Machado de Assis surge em livro com raridades e primeiras edições; obras são do acervo da Biblioteca Brasiliana Guita e José Mindlin

Organizadores selecionaram obras no acervo da Biblioteca Brasiliana Guita e José Mindlin (Foto: Dida Sampaio/Estadão)
Com informações do Estadão

MANAUS – De antemão, é importante dizer, um livro como Primeiras edições de Machado de Assis não tem por finalidade, segundo Hélio de Seixas Guimarães, Ieda Lebensztayn e Luciana Antonini Schoeps, os organizadores, “apresentar os exemplares como fetiches de colecionadores, o que eles também não deixam de ser, mas valorizá-los como material de pesquisa e produção de conhecimento”.

Os organizadores selecionaram no acervo da Biblioteca Brasiliana Guita e José Mindlin, onde há 49 volumes da obra de Machado de Assis, os títulos publicados em vida pelo autor. Os exemplares são únicos por dois motivos. Em primeiro lugar, porque são primeiras edições. Em segundo lugar, porque algumas edições pertenceram a figuras da época, amigos do autor, como por exemplo José Veríssimo e Joaquim Nabuco.

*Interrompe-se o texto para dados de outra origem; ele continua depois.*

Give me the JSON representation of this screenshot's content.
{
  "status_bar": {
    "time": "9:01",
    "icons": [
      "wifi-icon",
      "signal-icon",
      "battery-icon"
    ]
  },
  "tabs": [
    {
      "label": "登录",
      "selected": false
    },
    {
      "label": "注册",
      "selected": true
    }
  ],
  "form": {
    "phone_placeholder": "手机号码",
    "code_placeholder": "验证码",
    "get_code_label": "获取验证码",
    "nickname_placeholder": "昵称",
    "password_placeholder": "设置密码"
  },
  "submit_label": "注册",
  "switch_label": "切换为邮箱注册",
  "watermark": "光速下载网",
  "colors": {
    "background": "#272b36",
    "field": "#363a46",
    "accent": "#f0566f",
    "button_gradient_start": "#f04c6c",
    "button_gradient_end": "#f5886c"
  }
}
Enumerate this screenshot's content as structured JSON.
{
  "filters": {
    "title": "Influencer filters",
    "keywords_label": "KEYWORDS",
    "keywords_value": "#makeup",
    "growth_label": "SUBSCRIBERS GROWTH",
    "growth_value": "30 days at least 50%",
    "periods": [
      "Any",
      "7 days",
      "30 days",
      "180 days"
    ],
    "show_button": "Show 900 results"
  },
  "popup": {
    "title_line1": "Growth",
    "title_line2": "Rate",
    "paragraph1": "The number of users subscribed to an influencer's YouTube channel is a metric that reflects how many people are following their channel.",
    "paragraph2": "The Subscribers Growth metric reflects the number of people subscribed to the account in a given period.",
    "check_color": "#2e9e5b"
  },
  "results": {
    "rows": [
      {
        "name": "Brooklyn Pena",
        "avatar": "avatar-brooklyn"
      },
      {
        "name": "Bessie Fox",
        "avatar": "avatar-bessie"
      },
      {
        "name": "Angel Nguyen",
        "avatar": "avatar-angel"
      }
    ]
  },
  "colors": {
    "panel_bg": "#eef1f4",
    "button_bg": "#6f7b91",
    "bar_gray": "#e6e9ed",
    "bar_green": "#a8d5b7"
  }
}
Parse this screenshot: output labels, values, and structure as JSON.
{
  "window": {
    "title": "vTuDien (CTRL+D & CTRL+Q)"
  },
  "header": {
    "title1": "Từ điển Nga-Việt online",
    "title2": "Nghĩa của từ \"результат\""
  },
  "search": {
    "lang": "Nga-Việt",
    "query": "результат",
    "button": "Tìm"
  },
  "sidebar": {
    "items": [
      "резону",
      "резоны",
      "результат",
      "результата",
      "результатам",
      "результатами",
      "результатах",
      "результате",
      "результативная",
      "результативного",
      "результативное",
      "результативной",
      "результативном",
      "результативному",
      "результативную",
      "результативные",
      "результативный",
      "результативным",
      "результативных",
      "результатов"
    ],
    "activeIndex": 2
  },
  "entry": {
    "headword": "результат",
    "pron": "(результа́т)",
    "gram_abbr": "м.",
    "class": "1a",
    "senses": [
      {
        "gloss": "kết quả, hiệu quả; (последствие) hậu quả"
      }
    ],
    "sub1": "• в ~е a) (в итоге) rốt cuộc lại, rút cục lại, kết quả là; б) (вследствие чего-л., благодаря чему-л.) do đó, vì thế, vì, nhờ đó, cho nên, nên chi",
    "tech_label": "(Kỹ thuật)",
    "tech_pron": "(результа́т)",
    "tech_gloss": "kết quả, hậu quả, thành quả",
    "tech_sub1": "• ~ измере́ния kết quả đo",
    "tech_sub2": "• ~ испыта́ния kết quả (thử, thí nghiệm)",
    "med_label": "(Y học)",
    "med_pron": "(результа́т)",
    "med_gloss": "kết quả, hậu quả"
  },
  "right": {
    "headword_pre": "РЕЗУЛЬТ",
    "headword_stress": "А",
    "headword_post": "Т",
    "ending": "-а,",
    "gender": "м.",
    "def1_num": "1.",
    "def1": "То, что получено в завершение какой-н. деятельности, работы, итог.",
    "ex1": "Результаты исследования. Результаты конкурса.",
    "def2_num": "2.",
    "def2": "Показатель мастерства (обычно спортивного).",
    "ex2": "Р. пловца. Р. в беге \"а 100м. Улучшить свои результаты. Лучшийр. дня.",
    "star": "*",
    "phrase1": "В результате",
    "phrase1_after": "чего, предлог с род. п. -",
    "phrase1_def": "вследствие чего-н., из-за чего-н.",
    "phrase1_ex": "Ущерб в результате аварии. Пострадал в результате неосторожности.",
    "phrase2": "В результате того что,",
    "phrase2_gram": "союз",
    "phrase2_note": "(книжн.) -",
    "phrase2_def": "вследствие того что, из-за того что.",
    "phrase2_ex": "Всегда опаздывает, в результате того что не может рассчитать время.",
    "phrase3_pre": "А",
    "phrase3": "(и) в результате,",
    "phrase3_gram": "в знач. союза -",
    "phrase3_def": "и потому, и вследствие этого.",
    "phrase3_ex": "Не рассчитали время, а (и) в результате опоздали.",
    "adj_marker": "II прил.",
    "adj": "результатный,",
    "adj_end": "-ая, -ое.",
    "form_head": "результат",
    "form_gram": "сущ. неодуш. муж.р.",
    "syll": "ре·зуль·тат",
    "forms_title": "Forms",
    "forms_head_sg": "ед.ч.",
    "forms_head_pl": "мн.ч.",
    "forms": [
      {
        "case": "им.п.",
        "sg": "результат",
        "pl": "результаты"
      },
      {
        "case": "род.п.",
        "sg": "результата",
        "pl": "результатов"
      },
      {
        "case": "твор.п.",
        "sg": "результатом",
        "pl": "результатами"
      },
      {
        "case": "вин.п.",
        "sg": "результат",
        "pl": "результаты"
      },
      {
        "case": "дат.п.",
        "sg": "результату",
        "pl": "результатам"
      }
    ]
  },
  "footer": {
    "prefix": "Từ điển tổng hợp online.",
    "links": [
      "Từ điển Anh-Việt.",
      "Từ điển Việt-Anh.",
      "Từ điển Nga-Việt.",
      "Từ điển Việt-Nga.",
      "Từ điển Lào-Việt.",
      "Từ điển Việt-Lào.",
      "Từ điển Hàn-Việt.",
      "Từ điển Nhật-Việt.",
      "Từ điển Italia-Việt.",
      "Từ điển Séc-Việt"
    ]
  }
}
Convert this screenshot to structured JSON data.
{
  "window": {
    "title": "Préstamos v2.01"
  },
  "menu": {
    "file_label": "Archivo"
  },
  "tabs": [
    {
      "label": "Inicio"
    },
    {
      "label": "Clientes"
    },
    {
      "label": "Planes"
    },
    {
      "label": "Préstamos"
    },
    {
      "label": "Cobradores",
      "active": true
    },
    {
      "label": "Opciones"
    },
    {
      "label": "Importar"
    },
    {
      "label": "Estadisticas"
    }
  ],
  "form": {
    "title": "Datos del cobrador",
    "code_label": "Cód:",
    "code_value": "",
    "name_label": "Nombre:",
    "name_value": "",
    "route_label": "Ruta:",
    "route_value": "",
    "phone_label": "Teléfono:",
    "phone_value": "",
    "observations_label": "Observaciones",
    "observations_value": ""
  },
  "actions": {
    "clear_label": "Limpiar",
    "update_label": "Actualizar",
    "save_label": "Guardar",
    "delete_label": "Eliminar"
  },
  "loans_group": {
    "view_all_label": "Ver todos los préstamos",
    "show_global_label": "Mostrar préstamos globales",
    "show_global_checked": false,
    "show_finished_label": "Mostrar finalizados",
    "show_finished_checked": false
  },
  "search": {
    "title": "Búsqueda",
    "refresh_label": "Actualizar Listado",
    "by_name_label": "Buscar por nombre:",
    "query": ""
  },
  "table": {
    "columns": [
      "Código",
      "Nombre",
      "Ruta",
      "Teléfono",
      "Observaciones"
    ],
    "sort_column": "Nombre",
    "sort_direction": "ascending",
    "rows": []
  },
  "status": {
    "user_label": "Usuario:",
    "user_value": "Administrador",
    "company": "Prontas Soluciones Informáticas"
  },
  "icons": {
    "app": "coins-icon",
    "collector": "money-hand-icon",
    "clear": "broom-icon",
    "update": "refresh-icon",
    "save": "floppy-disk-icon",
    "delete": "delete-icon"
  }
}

Por isso, se o leitor prestar atenção, ter em mãos as Primeiras edições de Machado de Assis, antes de tudo, significa estar em contato com a história biobibliográfica dos livros. E ainda: a história da sociabilidade literária no Brasil oitocentista. A investigação abrange tanto a produção e a publicação quanto a recepção. Não é pouca coisa. Para dizer a verdade, é admirável o esforço de contextualização que só a experiência com esse tipo de pesquisa consegue realizar bem.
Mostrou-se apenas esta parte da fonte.